Offshore staff
DOHA, Qatar — QatarEnergy has awarded the four main EPCI contract packages for the next-phase development of the offshore Al-Shaheen Field.
The total value is more than $6 billion.
The program is designed to increase production from Qatar’s largest oil field, located 80 km offshore, by about 100,000 bbl/d.
It is also the third phase of development since North Oil Co., the joint venture between QatarEnergy (70%) and TotalEnergies (30%), took on operation of the field in July 2017.
Project Ru’ya will develop more than 550 MMbbl over a five-year period, with startup anticipated in 2027. It will include drilling of more than 200 wells and installation of a new centralized process complex, nine remote wellhead platforms and associated pipelines.

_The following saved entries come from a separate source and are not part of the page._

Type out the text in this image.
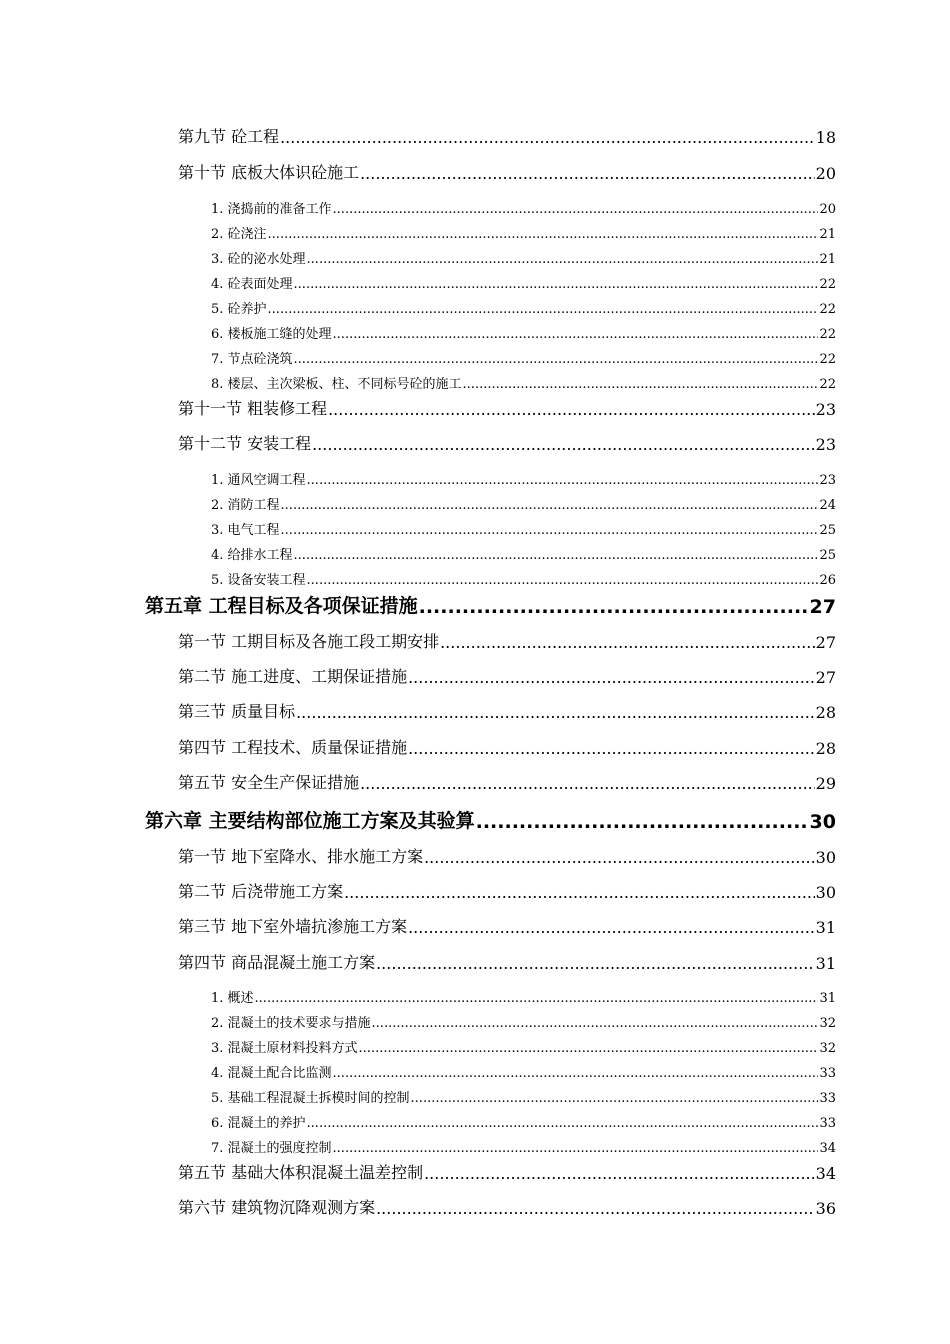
第九节 砼工程 .....	18
第十节 底板大体识砼施工 .....	20
1. 浇捣前的准备工作 .....	20
2. 砼浇注 .....	21
3. 砼的泌水处理 .....	21
4. 砼表面处理 .....	22
5. 砼养护 .....	22
6. 楼板施工缝的处理 .....	22
7. 节点砼浇筑 .....	22
8. 楼层、主次梁板、柱、不同标号砼的施工 .....	22
第十一节 粗装修工程 .....	23
第十二节 安装工程 .....	23
1. 通风空调工程 .....	23
2. 消防工程 .....	24
3. 电气工程 .....	25
4. 给排水工程 .....	25
5. 设备安装工程 .....	26
第五章 工程目标及各项保证措施 .....	27
第一节 工期目标及各施工段工期安排 .....	27
第二节 施工进度、工期保证措施 .....	27
第三节 质量目标 .....	28
第四节 工程技术、质量保证措施 .....	28
第五节 安全生产保证措施 .....	29
第六章 主要结构部位施工方案及其验算 .....	30
第一节 地下室降水、排水施工方案 .....	30
第二节 后浇带施工方案 .....	30
第三节 地下室外墙抗渗施工方案 .....	31
第四节 商品混凝土施工方案 .....	31
1. 概述 .....	31
2. 混凝土的技术要求与措施 .....	32
3. 混凝土原材料投料方式 .....	32
4. 混凝土配合比监测 .....	33
5. 基础工程混凝土拆模时间的控制 .....	33
6. 混凝土的养护 .....	33
7. 混凝土的强度控制 .....	34
第五节 基础大体积混凝土温差控制 .....	34
第六节 建筑物沉降观测方案 .....	36
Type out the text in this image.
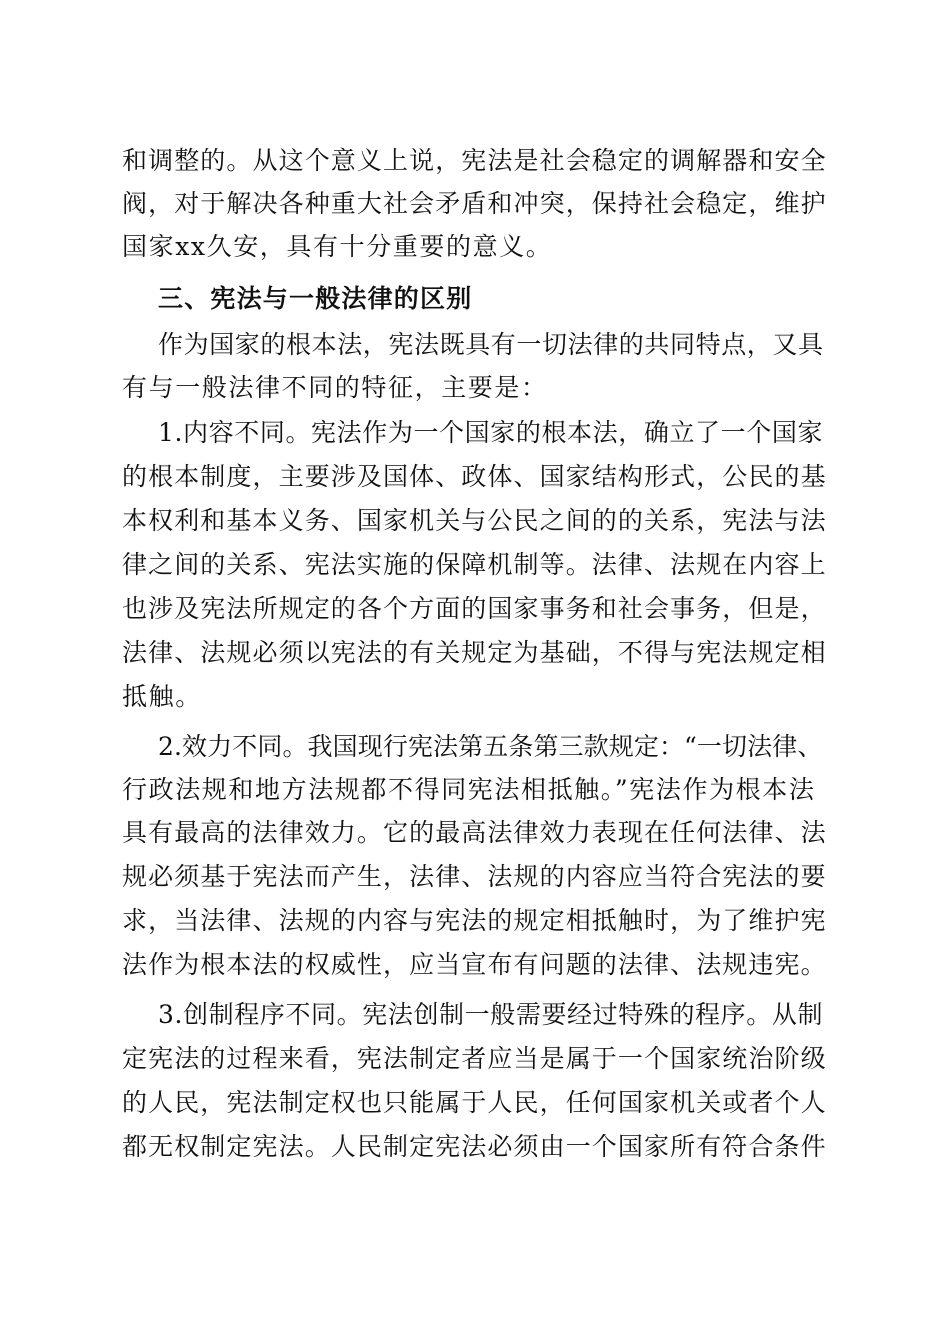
和调整的。从这个意义上说，宪法是社会稳定的调解器和安全
阀，对于解决各种重大社会矛盾和冲突，保持社会稳定，维护
国家xx久安，具有十分重要的意义。
三、宪法与一般法律的区别
作为国家的根本法，宪法既具有一切法律的共同特点，又具
有与一般法律不同的特征，主要是：
1.内容不同。宪法作为一个国家的根本法，确立了一个国家
的根本制度，主要涉及国体、政体、国家结构形式，公民的基
本权利和基本义务、国家机关与公民之间的的关系，宪法与法
律之间的关系、宪法实施的保障机制等。法律、法规在内容上
也涉及宪法所规定的各个方面的国家事务和社会事务，但是，
法律、法规必须以宪法的有关规定为基础，不得与宪法规定相
抵触。
2.效力不同。我国现行宪法第五条第三款规定：“一切法律、
行政法规和地方法规都不得同宪法相抵触。”宪法作为根本法
具有最高的法律效力。它的最高法律效力表现在任何法律、法
规必须基于宪法而产生，法律、法规的内容应当符合宪法的要
求，当法律、法规的内容与宪法的规定相抵触时，为了维护宪
法作为根本法的权威性，应当宣布有问题的法律、法规违宪。
3.创制程序不同。宪法创制一般需要经过特殊的程序。从制
定宪法的过程来看，宪法制定者应当是属于一个国家统治阶级
的人民，宪法制定权也只能属于人民，任何国家机关或者个人
都无权制定宪法。人民制定宪法必须由一个国家所有符合条件
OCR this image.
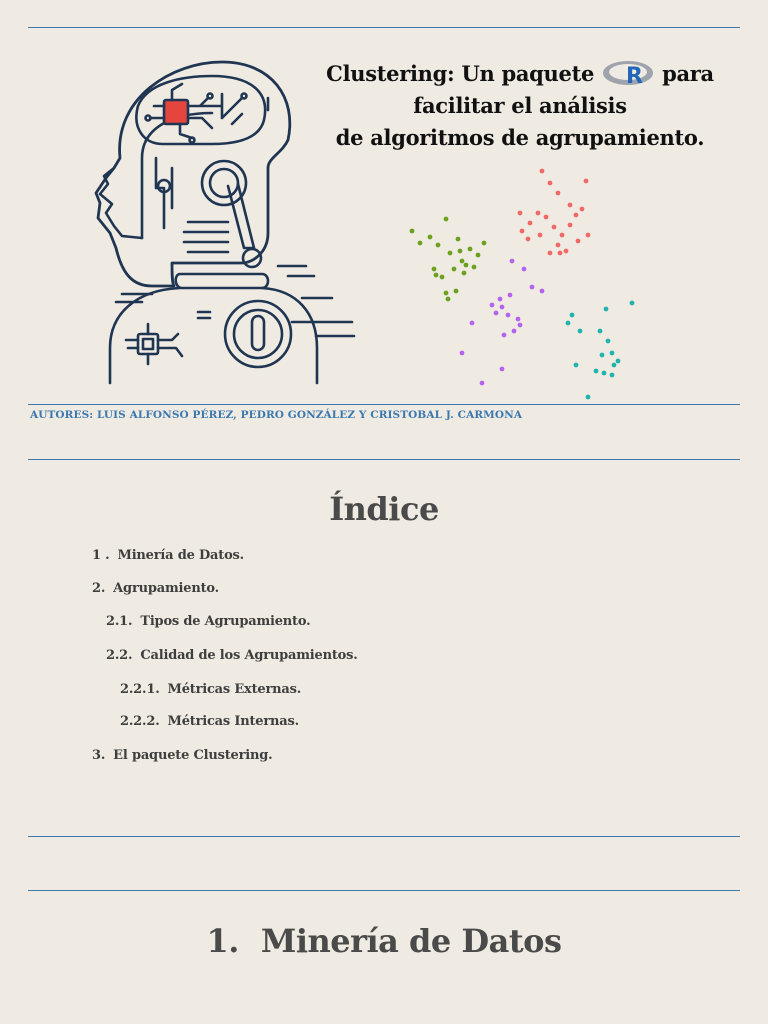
Clustering: Un paquete R para
facilitar el análisis
de algoritmos de agrupamiento.
AUTORES: LUIS ALFONSO PÉREZ, PEDRO GONZÁLEZ Y CRISTOBAL J. CARMONA
Índice
1 . Minería de Datos.
2. Agrupamiento.
2.1. Tipos de Agrupamiento.
2.2. Calidad de los Agrupamientos.
2.2.1. Métricas Externas.
2.2.2. Métricas Internas.
3. El paquete Clustering.
1. Minería de Datos
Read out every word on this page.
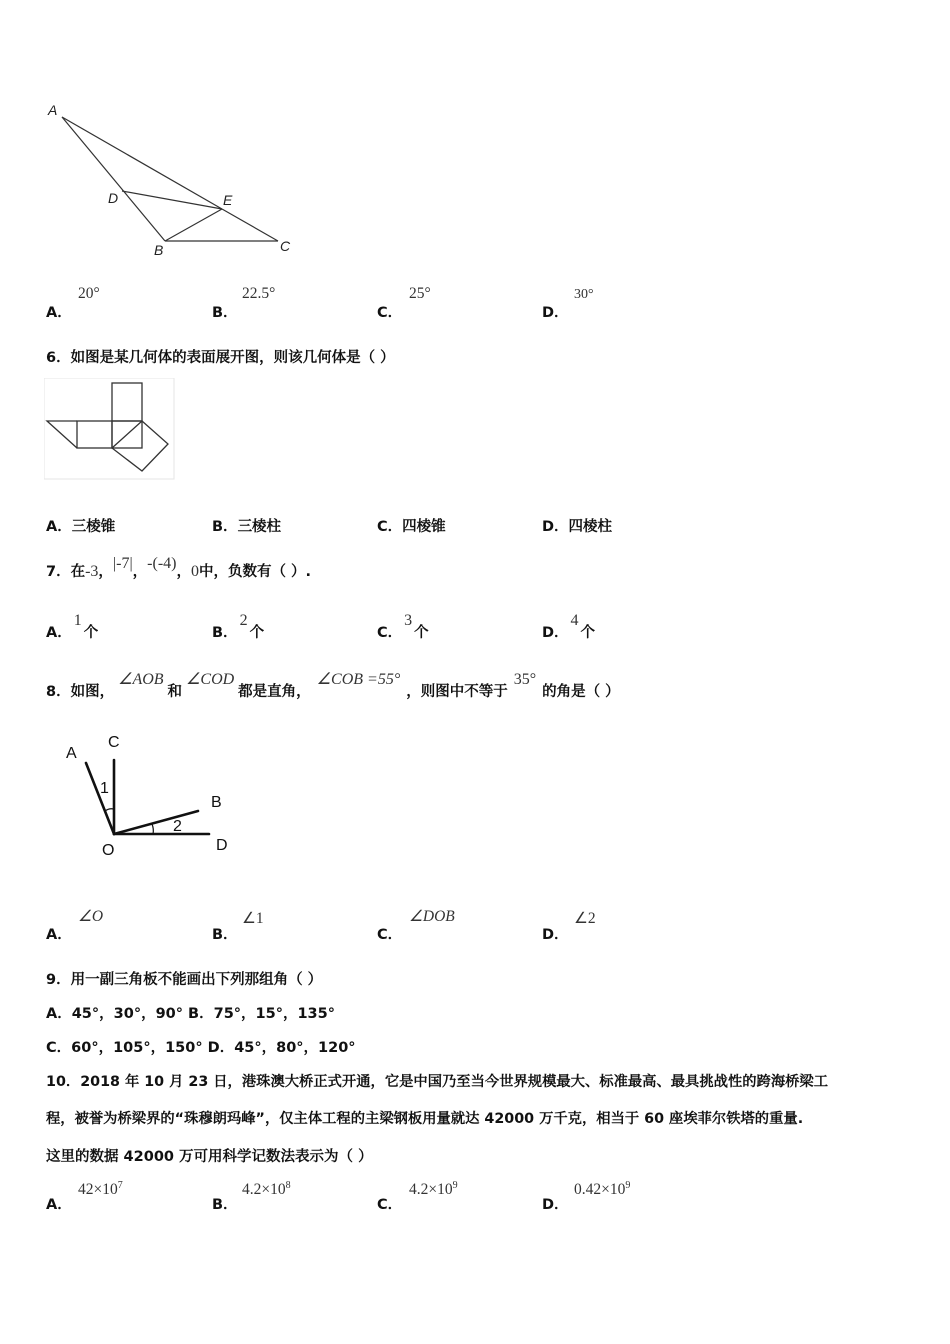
A
D	E
B	C
A．
20°
B．
22.5°
C．
25°
D．
30°
6．如图是某几何体的表面展开图，则该几何体是（ ）
A．三棱锥	B．三棱柱	C．四棱锥	D．四棱柱
7．在-3，|-7|，-(-4)，0中，负数有（ ）.
A．1个	B．2个	C．3个	D．4个
8．如图，∠AOB和∠COD都是直角，∠COB =55°，则图中不等于35°的角是（ ）
A
C
1
B
2
O	D
A．
∠O
B．
∠1
C．
∠DOB
D．
∠2
9．用一副三角板不能画出下列那组角（ ）
A．45°，30°，90° B．75°，15°，135°
C．60°，105°，150° D．45°，80°，120°
10．2018 年 10 月 23 日，港珠澳大桥正式开通，它是中国乃至当今世界规模最大、标准最高、最具挑战性的跨海桥梁工
程，被誉为桥梁界的“珠穆朗玛峰”，仅主体工程的主梁钢板用量就达 42000 万千克，相当于 60 座埃菲尔铁塔的重量.
这里的数据 42000 万可用科学记数法表示为（ ）
A．
$42\times 10^7$
B．
$4.2\times 10^8$
C．
$4.2\times 10^9$
D．
$0.42\times 10^9$
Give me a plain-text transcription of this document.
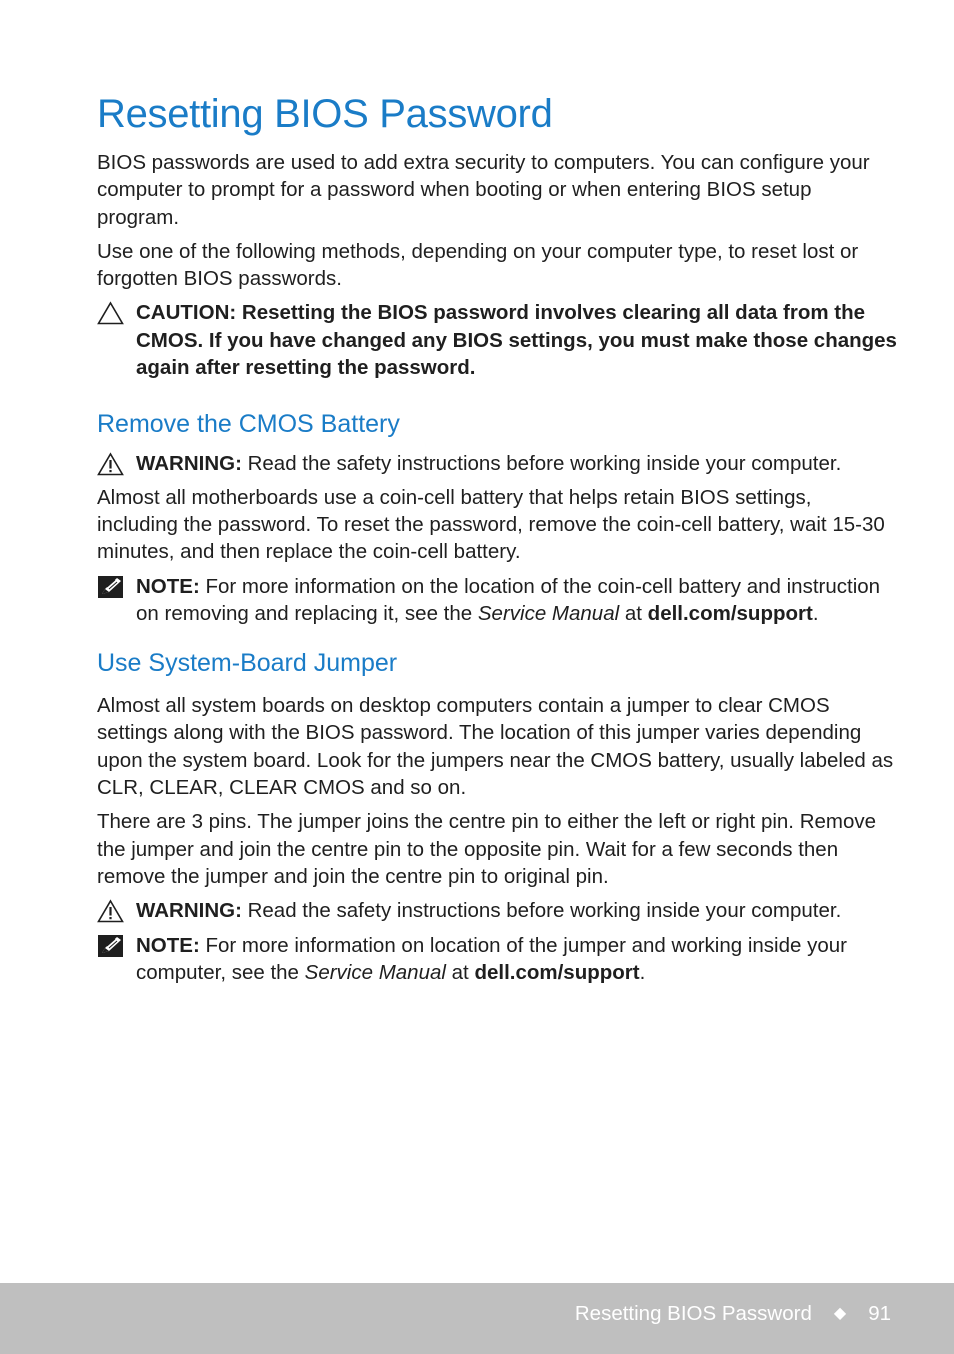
Resetting BIOS Password

BIOS passwords are used to add extra security to computers. You can configure your computer to prompt for a password when booting or when entering BIOS setup program.

Use one of the following methods, depending on your computer type, to reset lost or forgotten BIOS passwords.

CAUTION: Resetting the BIOS password involves clearing all data from the CMOS. If you have changed any BIOS settings, you must make those changes again after resetting the password.
Remove the CMOS Battery
WARNING: Read the safety instructions before working inside your computer.

Almost all motherboards use a coin-cell battery that helps retain BIOS settings, including the password. To reset the password, remove the coin-cell battery, wait 15-30 minutes, and then replace the coin-cell battery.

NOTE: For more information on the location of the coin-cell battery and instruction on removing and replacing it, see the Service Manual at dell.com/support.
Use System-Board Jumper

Almost all system boards on desktop computers contain a jumper to clear CMOS settings along with the BIOS password. The location of this jumper varies depending upon the system board. Look for the jumpers near the CMOS battery, usually labeled as CLR, CLEAR, CLEAR CMOS and so on.

There are 3 pins. The jumper joins the centre pin to either the left or right pin. Remove the jumper and join the centre pin to the opposite pin. Wait for a few seconds then remove the jumper and join the centre pin to original pin.

WARNING: Read the safety instructions before working inside your computer.
NOTE: For more information on location of the jumper and working inside your computer, see the Service Manual at dell.com/support.
Resetting BIOS Password ◆ 91
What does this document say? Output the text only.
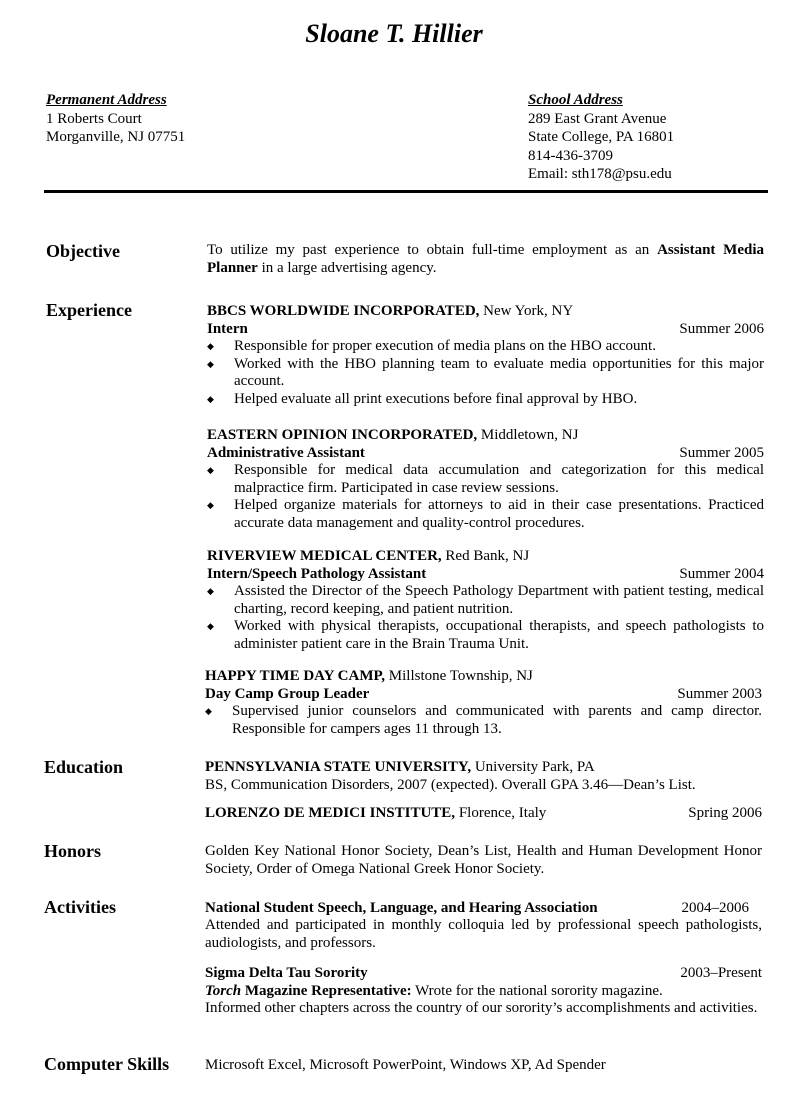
Sloane T. Hillier
Permanent Address
1 Roberts Court
Morganville, NJ 07751
School Address
289 East Grant Avenue
State College, PA 16801
814-436-3709
Email: sth178@psu.edu
Objective	To utilize my past experience to obtain full-time employment as an Assistant Media Planner in a large advertising agency.

Experience	BBCS WORLDWIDE INCORPORATED, New York, NY
Intern	Summer 2006
◆ Responsible for proper execution of media plans on the HBO account.
◆ Worked with the HBO planning team to evaluate media opportunities for this major account.
◆ Helped evaluate all print executions before final approval by HBO.
EASTERN OPINION INCORPORATED, Middletown, NJ
Administrative Assistant	Summer 2005
◆ Responsible for medical data accumulation and categorization for this medical malpractice firm. Participated in case review sessions.
◆ Helped organize materials for attorneys to aid in their case presentations. Practiced accurate data management and quality-control procedures.
RIVERVIEW MEDICAL CENTER, Red Bank, NJ
Intern/Speech Pathology Assistant	Summer 2004
◆ Assisted the Director of the Speech Pathology Department with patient testing, medical charting, record keeping, and patient nutrition.
◆ Worked with physical therapists, occupational therapists, and speech pathologists to administer patient care in the Brain Trauma Unit.
HAPPY TIME DAY CAMP, Millstone Township, NJ
Day Camp Group Leader	Summer 2003
◆ Supervised junior counselors and communicated with parents and camp director. Responsible for campers ages 11 through 13.
Education	PENNSYLVANIA STATE UNIVERSITY, University Park, PA
BS, Communication Disorders, 2007 (expected). Overall GPA 3.46—Dean’s List.
LORENZO DE MEDICI INSTITUTE, Florence, Italy	Spring 2006
Honors	Golden Key National Honor Society, Dean’s List, Health and Human Development Honor Society, Order of Omega National Greek Honor Society.

Activities	National Student Speech, Language, and Hearing Association	2004–2006

Attended and participated in monthly colloquia led by professional speech pathologists, audiologists, and professors.

Sigma Delta Tau Sorority	2003–Present
Torch Magazine Representative: Wrote for the national sorority magazine.

Informed other chapters across the country of our sorority’s accomplishments and activities.

Computer Skills Microsoft Excel, Microsoft PowerPoint, Windows XP, Ad Spender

McDermott Middle East and Qingdao McDermott Wuchuan Offshore Engineering will supply the nine wellhead platforms under a $2.1-billion contract.
McDermott Middle East Inc. and Hyundai Heavy Industries won the $1.9-billion EPC package for the central processing platform.
Larsen & Toubro is responsible for the riser platform ($1.3 billion), and China Offshore Oil Engineering is the EPC contractor for the subsea pipelines and cables ($900 million).
Al-Shaheen started production in 1994 and underwent subsequent further development to boost oil production to 300,000 bbl/d in 2007.